Listen to the article
La France va continuer de soutenir l’Ukraine face à la Russie, « qui ne doit pas miser sur la fatigue des Européens »
« Les échanges que nous avons eus l’ont montré : nous sommes prêts. Les travaux avancent à marche forcée, et nous aurons d’ici Noël une étape nouvelle, décisive, de franchie (…) pour dissuader toute nouvelle agression russe, le jour où une paix sera signée, ou un cessez-le-feu, obtenu », a déclaré Emmanuel Macron, lors de sa prise de parole au sujet du soutien apporté à l’Ukraine,
La France est prête à continuer à aider l’Ukraine, a réaffirmé le chef de l’Etat français, « mais aussi à se préparer à la suite ». « Notre soutien ne se limite pas au champ militaire. Il est aussi civil, économique et humanitaire », a ajouté Emmanuel Macron, qui s’est félicité à cet égard de la signature de l’accord intergouvernemental sur le renforcement de la coopération bilatérale. « Je me félicite également de la signature entre Alstom et la Société des chemins de fer ukrainiens, UZ, d’un contrat de 475 millions d’euros pour la fourniture de 55 locomotives à l’Ukraine, avec un financement de la BIRD et de la Banque mondiale », a-t-il pousuivi.
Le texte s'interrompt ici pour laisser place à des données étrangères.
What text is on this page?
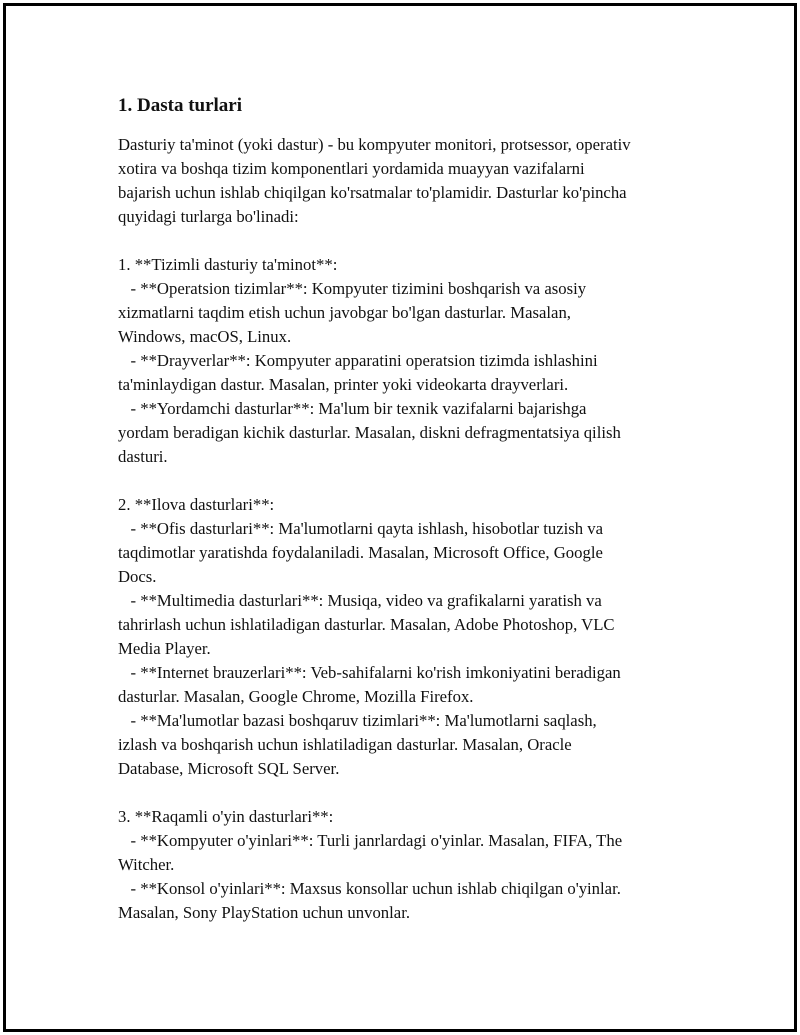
1. Dasta turlari
Dasturiy ta'minot (yoki dastur) - bu kompyuter monitori, protsessor, operativ
xotira va boshqa tizim komponentlari yordamida muayyan vazifalarni
bajarish uchun ishlab chiqilgan ko'rsatmalar to'plamidir. Dasturlar ko'pincha
quyidagi turlarga bo'linadi:
1. **Tizimli dasturiy ta'minot**:
- **Operatsion tizimlar**: Kompyuter tizimini boshqarish va asosiy
xizmatlarni taqdim etish uchun javobgar bo'lgan dasturlar. Masalan,
Windows, macOS, Linux.
- **Drayverlar**: Kompyuter apparatini operatsion tizimda ishlashini
ta'minlaydigan dastur. Masalan, printer yoki videokarta drayverlari.
- **Yordamchi dasturlar**: Ma'lum bir texnik vazifalarni bajarishga
yordam beradigan kichik dasturlar. Masalan, diskni defragmentatsiya qilish
dasturi.
2. **Ilova dasturlari**:
- **Ofis dasturlari**: Ma'lumotlarni qayta ishlash, hisobotlar tuzish va
taqdimotlar yaratishda foydalaniladi. Masalan, Microsoft Office, Google
Docs.
- **Multimedia dasturlari**: Musiqa, video va grafikalarni yaratish va
tahrirlash uchun ishlatiladigan dasturlar. Masalan, Adobe Photoshop, VLC
Media Player.
- **Internet brauzerlari**: Veb-sahifalarni ko'rish imkoniyatini beradigan
dasturlar. Masalan, Google Chrome, Mozilla Firefox.
- **Ma'lumotlar bazasi boshqaruv tizimlari**: Ma'lumotlarni saqlash,
izlash va boshqarish uchun ishlatiladigan dasturlar. Masalan, Oracle
Database, Microsoft SQL Server.
3. **Raqamli o'yin dasturlari**:
- **Kompyuter o'yinlari**: Turli janrlardagi o'yinlar. Masalan, FIFA, The
Witcher.
- **Konsol o'yinlari**: Maxsus konsollar uchun ishlab chiqilgan o'yinlar.
Masalan, Sony PlayStation uchun unvonlar.
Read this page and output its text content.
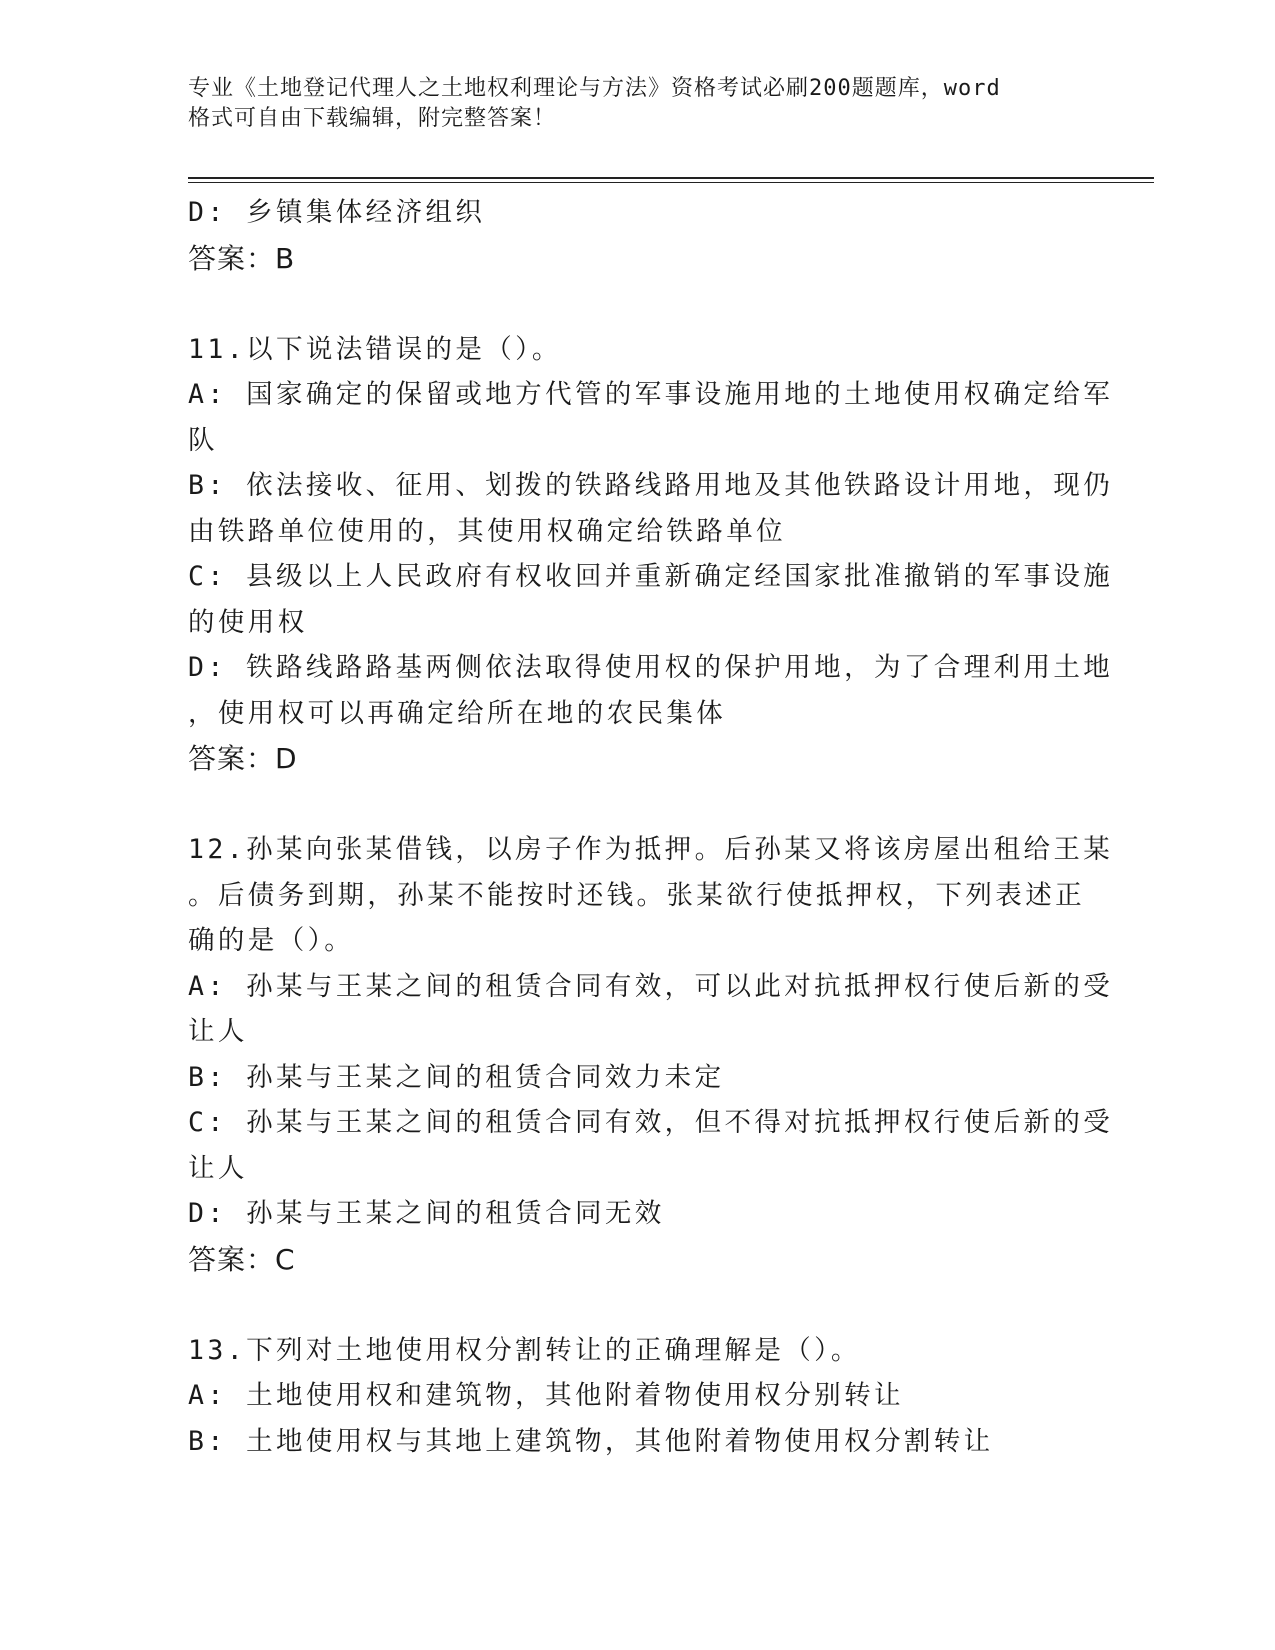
专业《土地登记代理人之土地权利理论与方法》资格考试必刷200题题库，word
格式可自由下载编辑，附完整答案！
D: 乡镇集体经济组织
答案：B
11.以下说法错误的是（）。
A: 国家确定的保留或地方代管的军事设施用地的土地使用权确定给军
队
B: 依法接收、征用、划拨的铁路线路用地及其他铁路设计用地，现仍
由铁路单位使用的，其使用权确定给铁路单位
C: 县级以上人民政府有权收回并重新确定经国家批准撤销的军事设施
的使用权
D: 铁路线路路基两侧依法取得使用权的保护用地，为了合理利用土地
，使用权可以再确定给所在地的农民集体
答案：D
12.孙某向张某借钱，以房子作为抵押。后孙某又将该房屋出租给王某
。后债务到期，孙某不能按时还钱。张某欲行使抵押权，下列表述正
确的是（）。
A: 孙某与王某之间的租赁合同有效，可以此对抗抵押权行使后新的受
让人
B: 孙某与王某之间的租赁合同效力未定
C: 孙某与王某之间的租赁合同有效，但不得对抗抵押权行使后新的受
让人
D: 孙某与王某之间的租赁合同无效
答案：C
13.下列对土地使用权分割转让的正确理解是（）。
A: 土地使用权和建筑物，其他附着物使用权分别转让
B: 土地使用权与其地上建筑物，其他附着物使用权分割转让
« Nous aurons, par ailleurs, des échanges avec le président Zelensky pour continuer à créer les conditions d’un cessez-le-feu et d’une paix juste et durable, selon deux lignes d’effort : le renforcement de soutien à l’Ukraine et le renforcement de la pression sur la Russie tant qu’elle persistera dans son refus de la paix », a encore déclaré le président français, car « la Russie ne doit pas miser sur la fatigue des Européens ».






15 commentaires
La coopération économique entre la France et l’Ukraine est encourageante, notamment pour le secteur ferroviaire avec ce contrat d’Alstom.
J’espère que cela aura un impact réel sur les infrastructures du pays.
Effectivement, des investissements comme celui-ci pourraient booster l’économie ukrainienne.
Macron parle de dissuasion contre une nouvelle agression russe, mais quelles garanties concrètes sont really mises en place ?
C’est une question pertinente, les promesses doivent s’accompagner d’actes tangibles.
L’accord Alstom-UZ est une bonne nouvelle, mais à quoi ressembleront les trains livrés ?
Probablement des modèles modernes et efficaces pour moderniser le réseau ukrainien.
Les mots sont forts, mais les actes suivront-ils vraiment ? L’Ukraine a besoin de plus que des déclarations.
C’est un risque réel : sans actions concrètes, la crédibilité des promesses s’affaiblit.
Le soutien civil et humanitaire est tout aussi important que l’aide militaire, mais il est souvent moins médiatisé.
C’est vrai, les actions humanitaires sont moins spectaculaires, mais tout aussi essentielles.
La Solidarité franco-ukrainienne semble se renforcer, mais combien de temps pourra-t-elle tenir face à l’usure de la guerre ?
C’est effectivement la grande inconnue, la fatigue des opinions publiques pourrait jouer.
Je me demande quels seront les prochains secteurs économiques à bénéficier de cette coopération bilatérale.
Peut-être les énergies renouvelables ou les mines, comme l’Ukraine a des ressources intéressantes.